Os danos para o presidente e suas hostes não param aí. Há ainda investigações em curso sobre o financiamento das manifestações, seja para pagar as caravanas – ônibus, infraestrutura e alimentação –, seja em publicidade. Alguns casos, com equipamentos e dinheiro públicos.

Esgarçou-se também o tecido ideológico que mantinha a turba unida. Na coordenação, enquanto muitos apelam à moderação, com o mote de “liberdade”, outros tantos preferem o confronto e a lacração do Supremo. Não há saída: se o presidente decidir por uma raríssima e quase inacreditável compostura nos palanques de Brasília e São Paulo, vai decepcionar muitos; se for o incendiário de sempre, será responsabilizado pelas consequências.

Mais: os preparativos para os atos, com as toadas desafinadas de Sérgio Reis, reações exacerbadas do presidente, frases de efeito e ameaças sem fim, conseguiram ocupar a mídia, deixando em segundo plano o que realmente aflige Bolsonaro. No dia 8, a CPI da Pandemia no Senado reassume seu protagonismo. Os processos contra o presidente no STF, os filhos enrolados com as rachadinhas, o ex-funcionário de confiança e a ex-mulher-bomba ganharão mais espaço. Pelo menos até que ele invente outra moda, o que seguramente acontecerá.

Os atos da terça também não têm o condão, por mais que Bolsonaro queira, de escamotear as crises reais do país. A pandemia vai somar mortos aos mais de 580 mil, o desemprego e a inflação continuarão em alta, a miséria não cederá.

O único fator a favor do presidente é a coleta de imagens das multidões, espertamente concentradas em dois polos, Praça dos Três Poderes e Avenida Paulista. Elas servirão para alimentar as redes sociais e, claro, a campanha eleitoral. Em São Paulo, onde por segurança os drones foram proibidos, alugou-se um helicóptero para garantir as melhores cenas. Sabe-se lá custeado por quem.

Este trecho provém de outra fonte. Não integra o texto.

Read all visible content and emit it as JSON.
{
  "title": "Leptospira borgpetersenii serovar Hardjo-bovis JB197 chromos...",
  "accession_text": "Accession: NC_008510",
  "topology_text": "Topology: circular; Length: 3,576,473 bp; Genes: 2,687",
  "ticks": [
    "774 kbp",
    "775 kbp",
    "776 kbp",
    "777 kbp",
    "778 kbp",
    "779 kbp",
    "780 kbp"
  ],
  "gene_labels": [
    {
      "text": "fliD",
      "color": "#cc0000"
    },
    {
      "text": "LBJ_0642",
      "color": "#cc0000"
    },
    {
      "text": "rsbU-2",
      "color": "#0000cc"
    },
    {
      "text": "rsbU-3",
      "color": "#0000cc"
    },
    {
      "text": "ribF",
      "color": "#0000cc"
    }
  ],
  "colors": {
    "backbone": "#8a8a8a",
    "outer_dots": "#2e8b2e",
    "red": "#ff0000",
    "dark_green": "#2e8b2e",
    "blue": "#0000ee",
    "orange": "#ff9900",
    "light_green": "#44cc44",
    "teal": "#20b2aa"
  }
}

Isolado, e deprimido pela popularidade em queda, Bolsonaro pretende exibir “apoio do povo” contra os mais de 60% que o rejeitam. Primeiro, vai confrontar as pesquisas com imagens do 7 de Setembro. Depois, diante do fracasso anunciado em 2022, usará esses registros para “denunciar” fraudes eleitorais promovidas no “quarto escuro do TSE”. Tudo parte do script de um derrotado, mas que não cairá sem provocar tumulto e caos.

Bolsonaro diz ter três alternativas: “estar preso, estar morto ou a vitória”. O Brasil só tem duas: impedi-lo já – o que seria mais conveniente para a sanidade do país – ou derrotá-lo fragorosamente nas urnas.